L’ ippocampo – ha proseguito – e’ associato con la formazione di nuovi ricordi, per questo tale scoperta e’ cruciale per la diagnosi precoce dell’ Alzheimer. Il risultato mostra un cambiamento che scatta repentinamente e che puo’ innescare l’ Alzheimer.

Questo e’ il primo studio al mondo che e’ riuscito a dimostrare questo collegamento negli esseri umani”. Venneri e il co-autore Matteo De Marco hanno acquisito risonanze magnetiche a 3Tesla di 51 adulti sani, di 30 pazienti con diagnosi di decadimento cognitivo lieve e di 29 pazienti con diagnosi di Alzheimer.

Le risonanze a 3Tesla hanno il doppio della potenza delle normali scansioni RMN e sono cosi’ in grado di produrre immagini della migliore qualita’ possibile.
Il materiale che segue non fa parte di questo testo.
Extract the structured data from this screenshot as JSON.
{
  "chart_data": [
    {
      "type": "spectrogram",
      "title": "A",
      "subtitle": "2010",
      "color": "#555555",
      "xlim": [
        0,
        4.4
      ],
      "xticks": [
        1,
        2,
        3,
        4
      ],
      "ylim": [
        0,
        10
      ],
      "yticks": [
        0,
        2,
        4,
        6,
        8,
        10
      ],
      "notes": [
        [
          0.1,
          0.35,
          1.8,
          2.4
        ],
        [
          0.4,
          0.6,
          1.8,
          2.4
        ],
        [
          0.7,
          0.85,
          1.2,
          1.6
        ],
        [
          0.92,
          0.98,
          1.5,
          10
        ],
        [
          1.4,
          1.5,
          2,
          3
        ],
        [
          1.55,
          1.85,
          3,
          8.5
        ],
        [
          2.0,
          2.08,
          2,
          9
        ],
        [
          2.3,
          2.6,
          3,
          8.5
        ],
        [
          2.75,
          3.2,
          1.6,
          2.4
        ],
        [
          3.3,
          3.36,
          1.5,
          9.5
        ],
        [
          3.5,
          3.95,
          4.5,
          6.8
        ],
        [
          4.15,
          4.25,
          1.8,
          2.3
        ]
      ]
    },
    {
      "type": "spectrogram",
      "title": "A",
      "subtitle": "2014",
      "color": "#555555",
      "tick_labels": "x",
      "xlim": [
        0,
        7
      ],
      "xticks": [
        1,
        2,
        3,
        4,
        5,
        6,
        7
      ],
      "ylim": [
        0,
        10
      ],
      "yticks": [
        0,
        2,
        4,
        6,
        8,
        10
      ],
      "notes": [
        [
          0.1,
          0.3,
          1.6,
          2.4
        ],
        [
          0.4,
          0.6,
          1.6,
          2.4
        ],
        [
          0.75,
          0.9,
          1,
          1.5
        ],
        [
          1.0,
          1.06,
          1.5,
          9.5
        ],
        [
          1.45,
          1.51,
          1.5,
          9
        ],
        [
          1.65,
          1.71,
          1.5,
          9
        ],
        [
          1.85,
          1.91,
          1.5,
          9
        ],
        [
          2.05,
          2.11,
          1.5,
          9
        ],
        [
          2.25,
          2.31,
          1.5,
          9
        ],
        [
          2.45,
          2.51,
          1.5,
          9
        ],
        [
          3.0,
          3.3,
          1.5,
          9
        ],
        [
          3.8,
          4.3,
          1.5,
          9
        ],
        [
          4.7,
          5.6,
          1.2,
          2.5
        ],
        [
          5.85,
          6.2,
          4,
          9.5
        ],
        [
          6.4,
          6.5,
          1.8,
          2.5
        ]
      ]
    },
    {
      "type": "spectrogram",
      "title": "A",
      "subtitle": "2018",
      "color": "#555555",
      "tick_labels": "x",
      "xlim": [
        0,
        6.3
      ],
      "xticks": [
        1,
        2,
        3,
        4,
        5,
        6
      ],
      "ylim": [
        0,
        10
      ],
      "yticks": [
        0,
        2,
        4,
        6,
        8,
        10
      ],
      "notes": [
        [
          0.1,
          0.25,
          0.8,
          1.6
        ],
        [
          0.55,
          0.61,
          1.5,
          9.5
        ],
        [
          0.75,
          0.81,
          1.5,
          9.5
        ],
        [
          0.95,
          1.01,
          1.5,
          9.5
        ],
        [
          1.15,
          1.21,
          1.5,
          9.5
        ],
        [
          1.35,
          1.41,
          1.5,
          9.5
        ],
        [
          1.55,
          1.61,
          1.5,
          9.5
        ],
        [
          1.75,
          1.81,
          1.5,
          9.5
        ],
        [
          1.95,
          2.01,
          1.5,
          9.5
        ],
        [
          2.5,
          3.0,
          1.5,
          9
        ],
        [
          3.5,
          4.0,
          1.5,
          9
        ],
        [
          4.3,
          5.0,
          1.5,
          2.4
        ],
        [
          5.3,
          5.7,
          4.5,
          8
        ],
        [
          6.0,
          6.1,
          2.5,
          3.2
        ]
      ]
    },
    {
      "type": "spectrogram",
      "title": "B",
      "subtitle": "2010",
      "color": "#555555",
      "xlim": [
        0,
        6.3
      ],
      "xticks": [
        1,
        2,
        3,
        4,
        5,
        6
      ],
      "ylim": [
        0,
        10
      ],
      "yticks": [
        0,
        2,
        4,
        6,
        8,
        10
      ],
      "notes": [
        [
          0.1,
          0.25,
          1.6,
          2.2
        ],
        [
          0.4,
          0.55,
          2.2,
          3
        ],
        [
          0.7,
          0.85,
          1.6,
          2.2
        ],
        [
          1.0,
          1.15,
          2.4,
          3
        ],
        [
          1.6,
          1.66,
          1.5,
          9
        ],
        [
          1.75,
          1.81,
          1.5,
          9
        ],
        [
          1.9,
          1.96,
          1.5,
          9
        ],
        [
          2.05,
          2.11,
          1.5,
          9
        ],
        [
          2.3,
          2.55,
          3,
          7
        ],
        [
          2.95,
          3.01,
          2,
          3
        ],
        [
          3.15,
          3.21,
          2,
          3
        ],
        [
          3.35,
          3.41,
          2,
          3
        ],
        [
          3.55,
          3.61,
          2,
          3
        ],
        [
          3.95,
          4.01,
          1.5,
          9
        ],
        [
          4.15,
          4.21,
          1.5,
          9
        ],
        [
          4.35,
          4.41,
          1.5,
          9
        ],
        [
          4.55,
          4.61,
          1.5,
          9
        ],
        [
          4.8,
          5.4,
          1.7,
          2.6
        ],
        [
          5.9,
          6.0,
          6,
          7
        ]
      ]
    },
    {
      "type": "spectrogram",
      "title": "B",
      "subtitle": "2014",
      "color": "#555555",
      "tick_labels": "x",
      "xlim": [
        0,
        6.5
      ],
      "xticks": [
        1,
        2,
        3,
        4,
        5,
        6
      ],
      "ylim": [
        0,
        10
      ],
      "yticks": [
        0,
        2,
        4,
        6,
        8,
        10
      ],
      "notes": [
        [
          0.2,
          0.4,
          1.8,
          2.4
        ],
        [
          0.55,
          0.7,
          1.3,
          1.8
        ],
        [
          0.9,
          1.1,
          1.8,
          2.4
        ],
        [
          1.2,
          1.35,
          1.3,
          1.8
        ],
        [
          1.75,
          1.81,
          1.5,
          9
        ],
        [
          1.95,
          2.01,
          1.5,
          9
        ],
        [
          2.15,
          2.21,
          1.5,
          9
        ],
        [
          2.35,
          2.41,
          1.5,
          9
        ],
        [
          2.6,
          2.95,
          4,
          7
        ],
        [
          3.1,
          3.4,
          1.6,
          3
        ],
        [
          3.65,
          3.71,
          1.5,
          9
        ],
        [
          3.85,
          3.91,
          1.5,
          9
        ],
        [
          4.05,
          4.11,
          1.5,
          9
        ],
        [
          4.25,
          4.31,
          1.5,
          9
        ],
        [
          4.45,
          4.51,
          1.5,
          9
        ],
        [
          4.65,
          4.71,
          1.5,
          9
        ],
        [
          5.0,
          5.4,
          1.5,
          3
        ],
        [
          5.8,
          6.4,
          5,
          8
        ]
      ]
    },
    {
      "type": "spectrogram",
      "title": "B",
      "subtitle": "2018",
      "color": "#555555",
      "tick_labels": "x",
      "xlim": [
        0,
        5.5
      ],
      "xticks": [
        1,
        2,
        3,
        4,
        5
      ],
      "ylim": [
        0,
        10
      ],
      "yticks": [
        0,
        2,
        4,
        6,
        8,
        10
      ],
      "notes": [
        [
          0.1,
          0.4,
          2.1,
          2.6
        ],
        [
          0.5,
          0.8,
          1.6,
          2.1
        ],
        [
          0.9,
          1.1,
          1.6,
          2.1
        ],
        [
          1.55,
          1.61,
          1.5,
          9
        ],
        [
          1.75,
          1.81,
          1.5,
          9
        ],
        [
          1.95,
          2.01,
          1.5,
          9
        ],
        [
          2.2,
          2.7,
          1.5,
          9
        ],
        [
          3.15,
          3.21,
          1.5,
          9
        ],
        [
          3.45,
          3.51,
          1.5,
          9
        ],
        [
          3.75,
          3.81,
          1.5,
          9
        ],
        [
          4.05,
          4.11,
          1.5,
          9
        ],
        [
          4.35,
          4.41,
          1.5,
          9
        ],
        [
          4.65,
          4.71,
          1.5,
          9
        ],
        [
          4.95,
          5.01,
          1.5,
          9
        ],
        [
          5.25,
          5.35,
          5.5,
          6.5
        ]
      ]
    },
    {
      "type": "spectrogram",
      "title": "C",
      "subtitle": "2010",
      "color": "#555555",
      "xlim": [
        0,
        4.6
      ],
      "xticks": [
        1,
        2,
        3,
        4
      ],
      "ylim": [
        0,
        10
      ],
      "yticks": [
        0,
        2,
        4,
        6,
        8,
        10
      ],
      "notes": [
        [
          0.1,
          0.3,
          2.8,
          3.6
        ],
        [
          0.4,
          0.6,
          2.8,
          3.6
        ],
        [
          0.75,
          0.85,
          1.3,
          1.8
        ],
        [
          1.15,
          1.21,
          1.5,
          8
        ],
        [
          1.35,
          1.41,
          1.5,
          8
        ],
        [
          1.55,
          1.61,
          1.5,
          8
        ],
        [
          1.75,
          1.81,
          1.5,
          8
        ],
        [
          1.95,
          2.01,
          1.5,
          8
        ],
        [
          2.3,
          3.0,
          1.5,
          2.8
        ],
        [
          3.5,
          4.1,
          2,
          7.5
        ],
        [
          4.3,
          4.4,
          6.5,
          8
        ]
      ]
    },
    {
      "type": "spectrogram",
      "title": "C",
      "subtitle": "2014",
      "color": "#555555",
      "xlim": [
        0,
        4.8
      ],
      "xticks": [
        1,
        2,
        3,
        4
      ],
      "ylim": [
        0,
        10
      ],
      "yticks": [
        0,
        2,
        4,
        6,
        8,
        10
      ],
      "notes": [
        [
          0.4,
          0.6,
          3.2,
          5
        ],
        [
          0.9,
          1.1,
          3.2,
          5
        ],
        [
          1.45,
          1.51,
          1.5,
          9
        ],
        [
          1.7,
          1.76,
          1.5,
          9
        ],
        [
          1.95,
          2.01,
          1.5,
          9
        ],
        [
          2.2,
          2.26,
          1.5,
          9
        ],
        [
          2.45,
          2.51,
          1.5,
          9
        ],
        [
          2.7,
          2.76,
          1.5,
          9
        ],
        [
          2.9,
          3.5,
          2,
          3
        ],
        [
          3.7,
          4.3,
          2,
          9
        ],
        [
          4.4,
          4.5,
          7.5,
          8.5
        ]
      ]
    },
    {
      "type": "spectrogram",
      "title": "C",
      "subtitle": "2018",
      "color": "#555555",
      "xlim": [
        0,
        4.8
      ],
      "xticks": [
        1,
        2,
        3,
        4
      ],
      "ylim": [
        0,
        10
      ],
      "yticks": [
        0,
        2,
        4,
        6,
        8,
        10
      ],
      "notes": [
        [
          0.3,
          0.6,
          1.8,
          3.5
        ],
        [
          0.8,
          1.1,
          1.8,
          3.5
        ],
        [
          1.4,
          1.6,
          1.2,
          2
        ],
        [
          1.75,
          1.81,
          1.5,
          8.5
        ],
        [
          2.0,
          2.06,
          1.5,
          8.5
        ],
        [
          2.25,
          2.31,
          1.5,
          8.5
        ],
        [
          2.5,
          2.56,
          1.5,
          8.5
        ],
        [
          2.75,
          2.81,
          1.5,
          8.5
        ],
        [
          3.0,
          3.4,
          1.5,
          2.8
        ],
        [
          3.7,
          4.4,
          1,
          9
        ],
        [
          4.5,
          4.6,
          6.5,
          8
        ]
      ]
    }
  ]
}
I risultati hanno dimostrato un legame-chiave tra le dimensioni e la funzionalita’ dell’ area tegmentale-ventrale, le dimensioni dell’ ippocampo e l’ abilita’ a imparare nuovi concetti.

Sono necessari ulteriori studi, ma questa scoperta puo’ potenzialmente condurre a un nuovo modo di intendere gli screening per la popolazione anziana in caso di primissimi segnali di Alzheimer, cambiando la modalita’ in cui vengono acquisite e interpretate le scansioni diagnostiche del cervello e utilizzando differenti test per la memoria”, ha detto Venneri.

Un altro possibile beneficio di questa scoperta – ha aggiunto – e’ che potrebbe portare a un’ opzione di trattamento differente della malattia, con la possibilita’ di cambiarne o fermarne il corso molto precocemente, prima che si manifestino i principali sintomi. Adesso vogliamo stabilire quanto precocemente possono essere osservate le alterazioni nell’ area tegmentale-ventrale e verificare anche se queste alterazioni possono essere contrastate con trattamenti gia’ disponibili”.